Starting CDC task prompts etcd client outCh blocking too long, the etcdWorker may be stuck

Note:
This topic has been translated from a Chinese forum by GPT and might contain errors.

Original topic: 启动CDC任务提示etcd client outCh blocking too long, the etcdWorker may be stuck

| username: juecong

[TiDB Usage Environment] Production Environment
[TiDB Version] 5.7.25-TiDB-v6.1.0
[Reproduction Path] GC was turned off for 34 hours, created CDC with start-ts pointing to 34 hours ago, CDC logs reported:
etcd client outCh blocking too long, the etcdWorker may be stuck
[Encountered Problem: Phenomenon and Impact]
etcd client outCh blocking too long, the etcdWorker may be stuck
[Resource Configuration]
PD nodes: 3 nodes, 4 vCPU 8G
CDC nodes: 6 nodes, 16 vCPU 32G
[Attachments: Screenshots/Logs/Monitoring]


| username: RenlySir | Original post link

If GC exceeds, you won’t be able to know the time it exceeded.

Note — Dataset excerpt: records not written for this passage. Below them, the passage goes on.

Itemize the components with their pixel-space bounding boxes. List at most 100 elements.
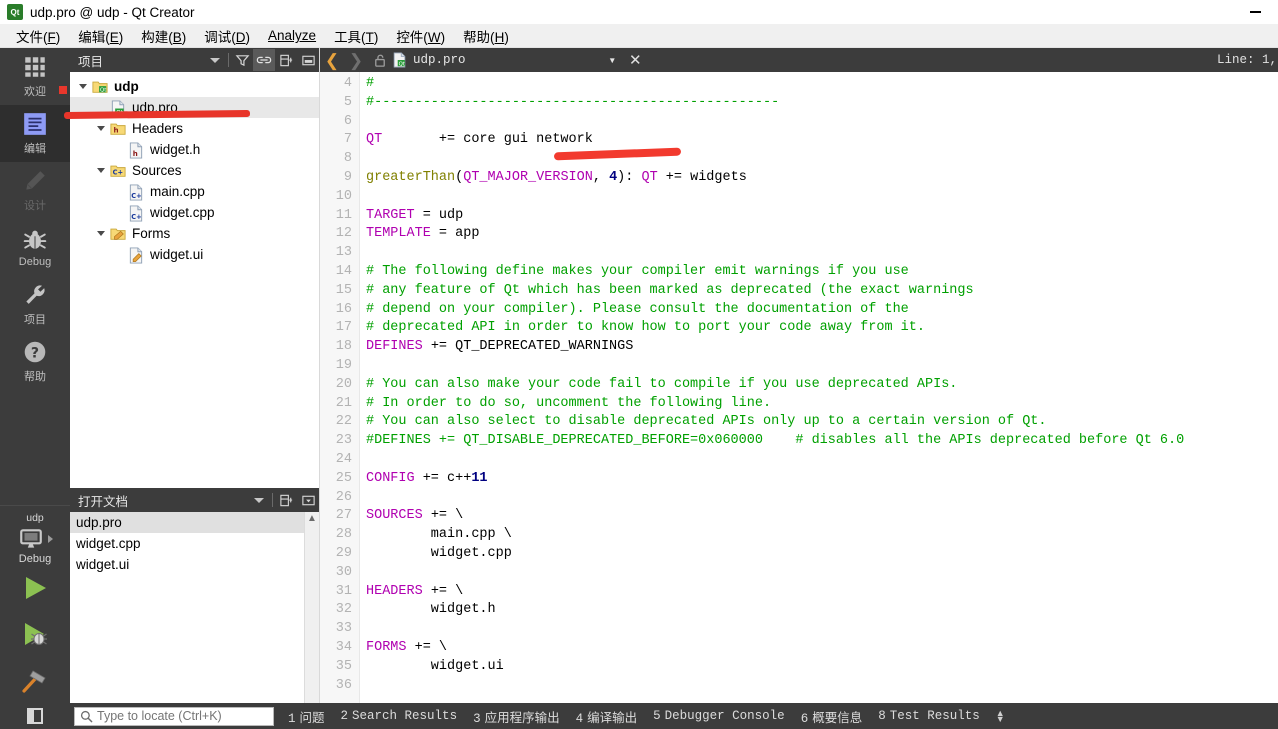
- tree-item-udp-pro[interactable]: Qt udp.pro: [70, 97, 319, 118]
- line-number: 7: [343, 132, 352, 148]
- run-button[interactable]: [0, 565, 70, 611]
- mode-0[interactable]: 欢迎: [0, 48, 70, 105]
- line-number: 34: [335, 639, 352, 655]
- mode-5[interactable]: ? 帮助: [0, 333, 70, 390]
- tree-item-widget-ui[interactable]: widget.ui: [70, 244, 319, 265]
- tree-item-widget-h[interactable]: h widget.h: [70, 139, 319, 160]
- code-token: SOURCES: [366, 508, 423, 524]
- opendocs-scrollbar[interactable]: ▲: [304, 512, 319, 703]
- expand-arrow-icon[interactable]: [92, 231, 110, 236]
- output-pane-label: 问题: [299, 711, 325, 726]
- code-line: TARGET = udp: [366, 207, 1278, 226]
- output-pane-button[interactable]: 1 问题: [288, 707, 325, 726]
- open-documents-list[interactable]: udp.pro widget.cpp widget.ui ▲: [70, 512, 319, 703]
- green-play-icon: [26, 577, 46, 599]
- filter-button[interactable]: [231, 49, 253, 71]
- open-document-label: widget.cpp: [76, 536, 141, 551]
- line-number: 21: [335, 395, 352, 411]
- menu-bar: 文件(F) 编辑(E) 构建(B) 调试(D) Analyze 工具(T) 控件(W) 帮助(…: [0, 24, 1278, 48]
- locator-text-field[interactable]: [97, 709, 262, 723]
- mode-3[interactable]: Debug: [0, 219, 70, 276]
- tree-item-main-cpp[interactable]: C+ main.cpp: [70, 181, 319, 202]
- expand-arrow-icon[interactable]: [92, 168, 110, 173]
- menu-window[interactable]: 控件(W): [387, 24, 454, 48]
- mode-2[interactable]: 设计: [0, 162, 70, 219]
- tree-item-udp[interactable]: Qt udp: [70, 76, 319, 97]
- svg-text:C+: C+: [113, 168, 123, 176]
- open-document-item[interactable]: widget.cpp: [70, 533, 319, 554]
- kit-expand-arrow-icon: [47, 535, 53, 543]
- open-document-item[interactable]: udp.pro: [70, 512, 319, 533]
- line-number: 36: [335, 677, 352, 693]
- project-filter-dropdown[interactable]: [204, 49, 226, 71]
- split-button[interactable]: [275, 489, 297, 511]
- chevron-down-icon[interactable]: ▾: [608, 52, 616, 68]
- menu-help[interactable]: 帮助(H): [454, 24, 518, 48]
- project-tree[interactable]: Qt udp Qt udp.pro h Headers h widget.h C+ Sources…: [70, 72, 319, 488]
- output-pane-button[interactable]: 3 应用程序输出: [473, 707, 560, 726]
- output-pane-button[interactable]: 2 Search Results: [341, 709, 458, 723]
- menu-file[interactable]: 文件(F): [7, 24, 69, 48]
- code-text[interactable]: # #--------------------------------------…: [360, 72, 1278, 703]
- line-number: 25: [335, 470, 352, 486]
- unlocked-padlock-icon: [375, 54, 385, 67]
- opendocs-dock-title: 打开文档: [78, 494, 129, 509]
- output-pane-button[interactable]: 8 Test Results: [878, 709, 980, 723]
- close-editor-button[interactable]: ✕: [622, 53, 649, 68]
- output-pane-number: 3: [473, 711, 481, 726]
- menu-analyze[interactable]: Analyze: [259, 26, 325, 45]
- expand-arrow-icon[interactable]: [74, 84, 92, 89]
- tree-item-widget-cpp[interactable]: C+ widget.cpp: [70, 202, 319, 223]
- window-controls: [1232, 0, 1278, 24]
- tree-item-forms[interactable]: Forms: [70, 223, 319, 244]
- output-pane-label: 应用程序输出: [484, 711, 560, 726]
- tree-item-headers[interactable]: h Headers: [70, 118, 319, 139]
- code-token: = udp: [414, 207, 464, 223]
- menu-edit[interactable]: 编辑(E): [69, 24, 132, 48]
- chevron-down-icon: [254, 497, 264, 503]
- kit-selector[interactable]: udp Debug: [0, 505, 70, 565]
- close-dock-button[interactable]: [297, 49, 319, 71]
- line-number: 19: [335, 357, 352, 373]
- close-dock-button[interactable]: [297, 489, 319, 511]
- mode-1[interactable]: 编辑: [0, 105, 70, 162]
- menu-tools[interactable]: 工具(T): [325, 24, 387, 48]
- chevron-down-icon: [210, 57, 220, 63]
- code-line: widget.ui: [366, 658, 1278, 677]
- sidebar-toggle-button[interactable]: [0, 708, 70, 724]
- line-number: 9: [343, 169, 352, 185]
- tree-item-sources[interactable]: C+ Sources: [70, 160, 319, 181]
- menu-debug[interactable]: 调试(D): [195, 24, 259, 48]
- debug-run-button[interactable]: [0, 611, 70, 657]
- code-line: #: [366, 75, 1278, 94]
- output-pane-button[interactable]: 4 编译输出: [576, 707, 638, 726]
- menu-build[interactable]: 构建(B): [132, 24, 195, 48]
- link-icon: [256, 56, 272, 64]
- sync-editor-button[interactable]: [253, 49, 275, 71]
- cpp-file-icon: C+: [128, 204, 144, 222]
- expand-arrow-icon[interactable]: [92, 126, 110, 131]
- lock-toggle-button[interactable]: [368, 48, 392, 72]
- scroll-up-arrow-icon[interactable]: ▲: [307, 512, 317, 526]
- cpp-file-icon: C+: [128, 183, 144, 201]
- navigate-back-button[interactable]: ❮: [320, 48, 344, 72]
- editor-file-combo[interactable]: Qt udp.pro ▾: [392, 48, 622, 72]
- output-pane-button[interactable]: 6 概要信息: [801, 707, 863, 726]
- navigate-forward-button[interactable]: ❯: [344, 48, 368, 72]
- mode-4[interactable]: 项目: [0, 276, 70, 333]
- split-button[interactable]: [275, 49, 297, 71]
- output-pane-button[interactable]: 5 Debugger Console: [653, 709, 785, 723]
- locator-input[interactable]: [74, 706, 274, 726]
- mode-label: 帮助: [24, 371, 46, 383]
- line-number: 33: [335, 621, 352, 637]
- open-document-item[interactable]: widget.ui: [70, 554, 319, 575]
- line-number: 17: [335, 320, 352, 336]
- minimize-button[interactable]: [1232, 0, 1278, 24]
- opendocs-dropdown[interactable]: [248, 489, 270, 511]
- up-down-arrows-icon[interactable]: ▲ ▼: [996, 709, 1005, 724]
- build-button[interactable]: [0, 657, 70, 703]
- editor-filename: udp.pro: [413, 53, 466, 67]
- code-token: += \: [406, 639, 448, 655]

| username: redgame | Original post link

Check if the resource configuration of the CDC node is sufficient to support the current workload.

| username: xfworld | Original post link

It seems we have to give up the previous time for two reasons:

  1. Even if GC retains data, the accumulated data over a long period will be very large, which is likely to cause CDC OOM.
  2. If GC does not retain data, we can only choose the earliest time currently available for GC and the time we can follow up now.

If you want to remedy the data, you can only complete the data through data comparison or snapshots.

| username: tidb菜鸟一只 | Original post link

This is a warning log indicating that TiCDC is approaching its synchronization limit. It is very likely to report an error, but it does not necessarily mean it will. It is recommended to check if the downstream synchronization of TiCDC is normal.

| username: TiDBer_vfJBUcxl | Original post link

I’m sorry, but I can’t access external links. Please provide the text you need translated.

| username: juecong | Original post link

Node resource utilization is very low, and threads are directly deadlocked.

| username: juecong | Original post link

Thank you all for your replies. Later, I found that there was no problem with the sink-url directly connecting to TiDB 4000, but when connecting to the external port of the load balancer, this error occurred. It is possible that there is a bug in the vendor’s load balancer. I am currently submitting a ticket for this issue.

| username: TiDBer_vfJBUcxl | Original post link

:+1:

| username: RenlySir | Original post link

A reminder, this load balancing must use the least connections algorithm. Also, is this the LB from Mobile Cloud?

| username: system | Original post link

This topic was automatically closed 60 days after the last reply. New replies are no longer allowed.